Quali sono le funzioni degli jñānendriya?
Il campo di esperienza per l’orecchio è la percezione del suono; per la pelle è la percezione del tatto; per gli occhi è la percezione delle forme; per la lingua è la percezione del gusto; e per il naso è la percezione degli odori.

Quali sono i cinque karmendriya?
Parola, mani, piedi, ano e genitali. Questi sono i cinque karmendriya, gli organi di azione.

Quali divinità li presiedono e quali funzioni svolgono?
Fuoco/Agni – parola (parlare); Indra – mani (afferrare); Viṣṇu – piedi (camminare); Mṛtyu – ano (espellere); Prajāpati – genitali (piacere/procreazione).

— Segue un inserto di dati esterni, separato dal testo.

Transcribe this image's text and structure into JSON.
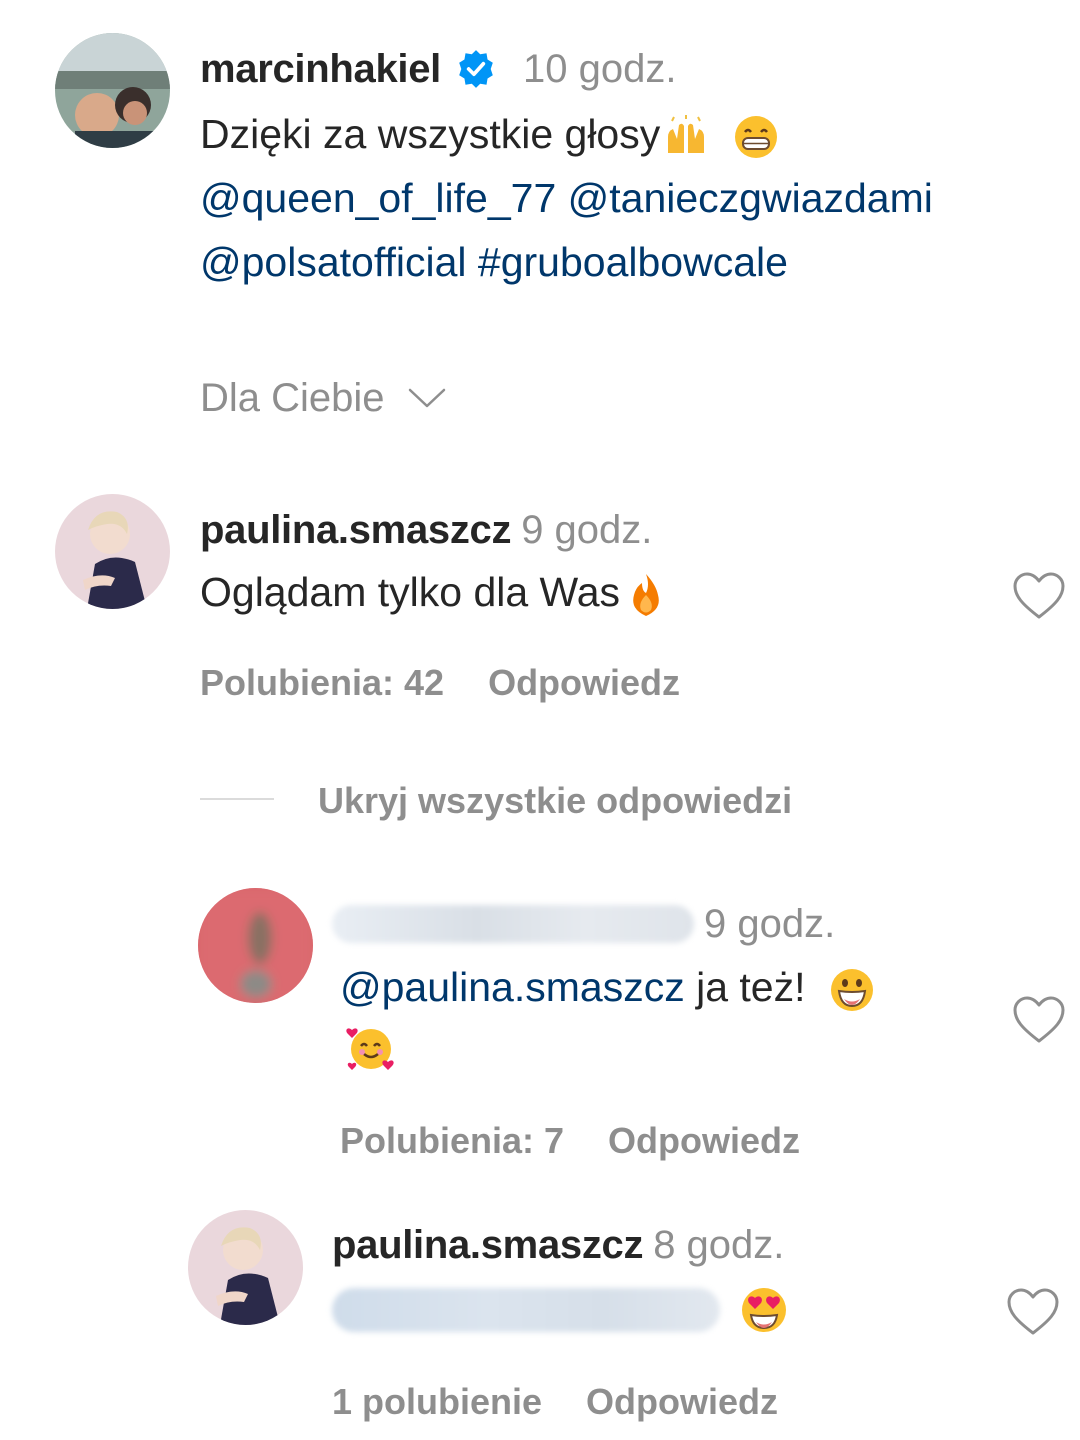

Che cos’è il corpo causale (kāraṇa śarīra)?
Ciò che è inesplicabile, senza inizio e costituito dall’ignoranza (avidyā) primordiale. Causa degli altri due corpi, ignaro della propria vera natura, privo di dualità.

Quali sono i tre stati di esperienza?
Veglia, sogno e sonno profondo.

Che cos’è lo stato di veglia?
Lo stato di esperienza in cui gli oggetti dei sensi (suono, ecc.) sono percepiti attraverso gli organi di senso (orecchio, ecc.) è lo stato di veglia.

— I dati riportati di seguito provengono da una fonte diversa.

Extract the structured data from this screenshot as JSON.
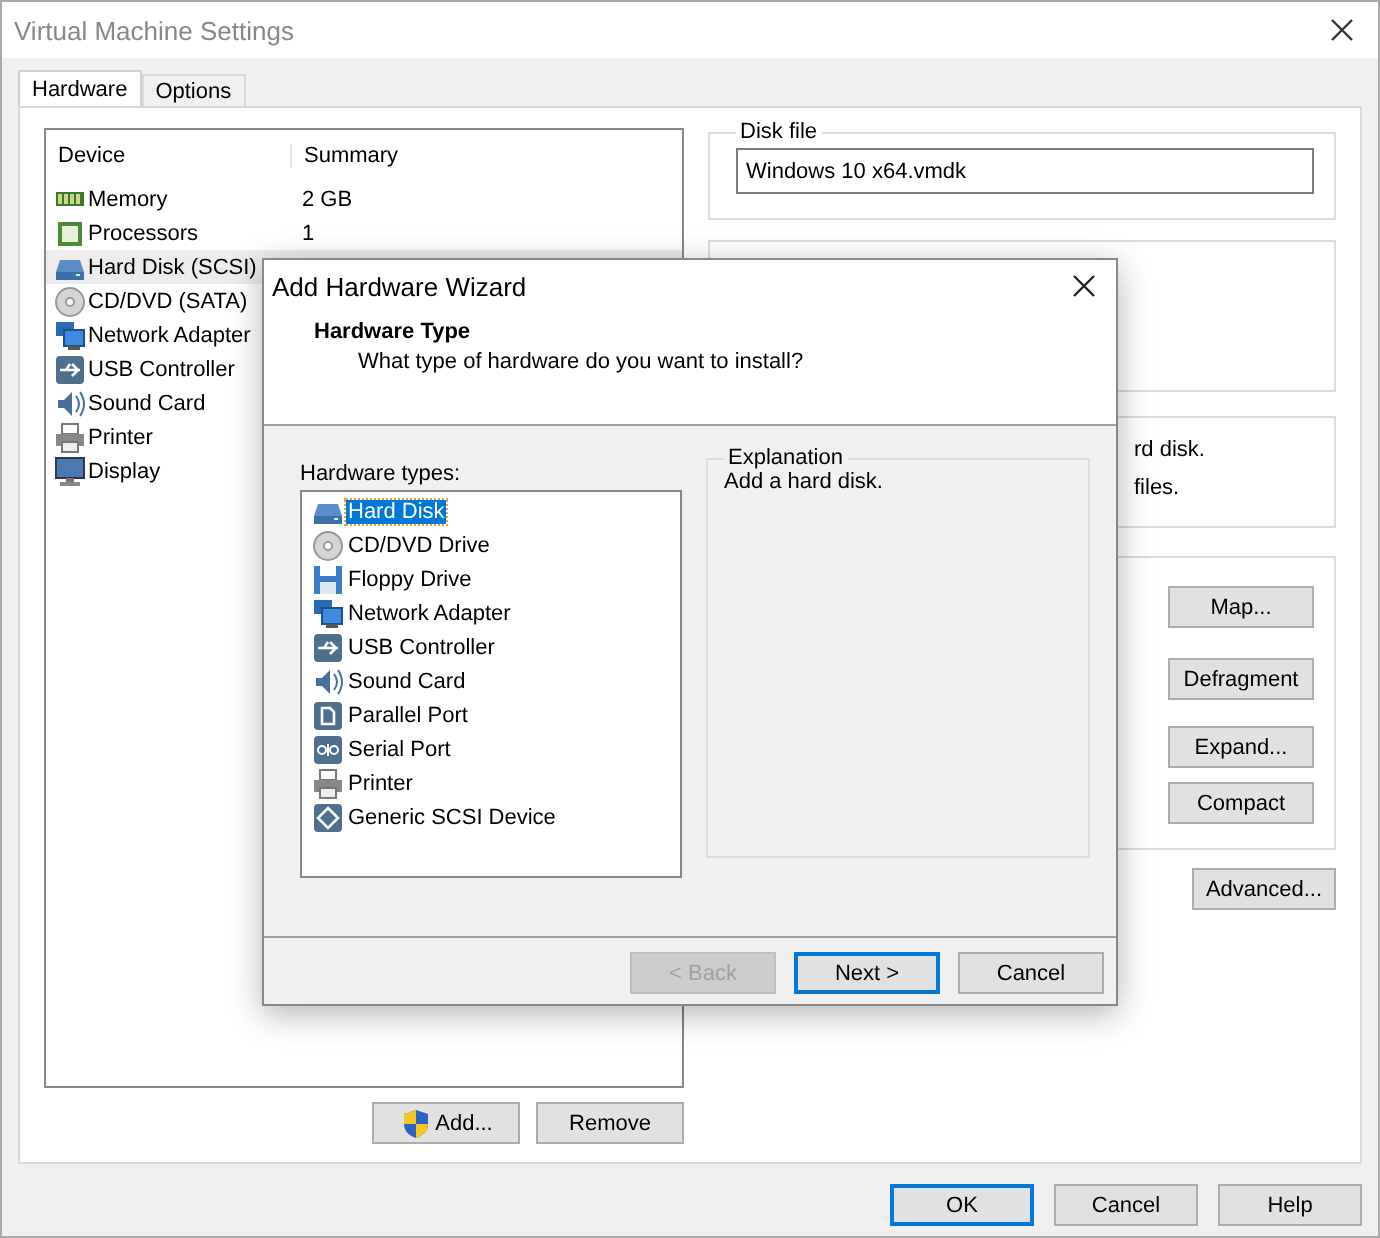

L’ātmā che si identifica con il corpo grossolano (sthūla-śarīra) è chiamato viśva.

Cos’è lo stato di sogno?
Alla domanda «Che cos’è svapnavasthā (lo stato di sogno)?», si risponde così: il mondo che viene proiettato durante il sonno dalle impressioni generate da ciò che è stato visto o udito nello stato di veglia è detto sogno.

L’ ātmā che si identifica con il corpo sottile (sūkṣma-śarīra) è chiamato taijasa.

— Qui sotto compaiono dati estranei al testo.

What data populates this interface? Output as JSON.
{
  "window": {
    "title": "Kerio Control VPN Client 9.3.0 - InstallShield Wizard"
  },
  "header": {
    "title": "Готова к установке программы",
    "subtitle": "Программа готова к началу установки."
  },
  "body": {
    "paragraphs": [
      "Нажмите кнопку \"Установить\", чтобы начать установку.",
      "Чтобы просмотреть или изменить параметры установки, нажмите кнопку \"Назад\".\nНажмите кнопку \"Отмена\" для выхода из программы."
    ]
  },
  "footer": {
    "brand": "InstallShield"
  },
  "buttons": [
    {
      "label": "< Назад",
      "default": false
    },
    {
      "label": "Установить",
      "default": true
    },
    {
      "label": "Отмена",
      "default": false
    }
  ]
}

Che cos’è lo stato di sonno profondo?
Quello stato di cui, al risveglio, si dice: «Non sapevo nulla; ho proprio goduto di un buon sonno» è lo stato di sonno profondo.

L’ ātmā che si identifica con il corpo causale (kāraṇa-śarīra) è chiamato prājña.

Quali sono i cinque involucri (kośa)?
Involucro di cibo (annamaya), vitale (prāṇamaya), mentale (manomaya), intellettivo (vijñānamaya), di beatitudine (ānandamaya).

Cos’è annamayaḥ?
Ciò che è fatto di cibo (anna), cresce grazie al cibo e infine si dissolve nella terra che è della stessa natura del cibo, quello è l’involucro fatto di cibo (annamayaḥ kośaḥ), ovvero il corpo grossolano (sthūla-śarīram).

Cos’è prāṇamayaḥ?
L’involucro fatto di energia vitale (prāṇamayaḥ kośaḥ) consiste dalle cinque forze vitali (prāṇādyāḥ pañcavāyavaḥ) e dei cinque organi d’azione (vāgādīndriya-pañcakaṃ).

Cos’è manomayaḥ kośaḥ?
L’involucro fatto di mente (manomayaḥ kośaḥ) è quello che si forma dall’unione della mente (manaḥ) con i cinque organi di conoscenza (jñānendriya-pañcakam).

Cos’è ānandamayaḥ?
L’involucro fatto di beatitudine (ānandamayaḥ kośaḥ) è quello che costituisce il corpo causale (kāraṇaśarīrabhūta), che dimora nell’ignoranza (avidyāstha), possiede l’attributo dell’impurità (malinasattva) insieme alle tendenze latenti come l’affetto [o come la gioia e il diletto] (priyādi-vṛtti-sahitaṃ). Questi sono i cinque involucri.

Proprio come si percepiscono [oggetti come] il mio bracciale (kaṭaka), il mio orecchino (kuṇḍala), la mia casa (gṛha) e così via, come distinti da me stesso, allo stesso modo si percepiscono il mio corpo (madīyaṃ śarīraṃ), i miei soffi vitali (madīyāḥ prāṇāḥ), la mia mente (madīyaṃ manaśca), il mio intelletto (madīyā buddhiḥ) e la mia conoscenza (madīyaṃ jñānam). Perciò, poiché questi cinque involucri (pañca-kośa) vengono conosciuti come “miei”, essi non sono l’ātmā (il Sé).

Allora, che cos’è l’ātman?
È della natura di sat-cit-ānanda (Esistenza-Coscienza-Beatitudine).

Che cos’è sat?
Sat è ciò che rimane immutato nei tre tempi.

Che cos’è cit?
È della natura della conoscenza assoluta.

Che cos’è ānanda?
È della natura della beatitudine assoluta.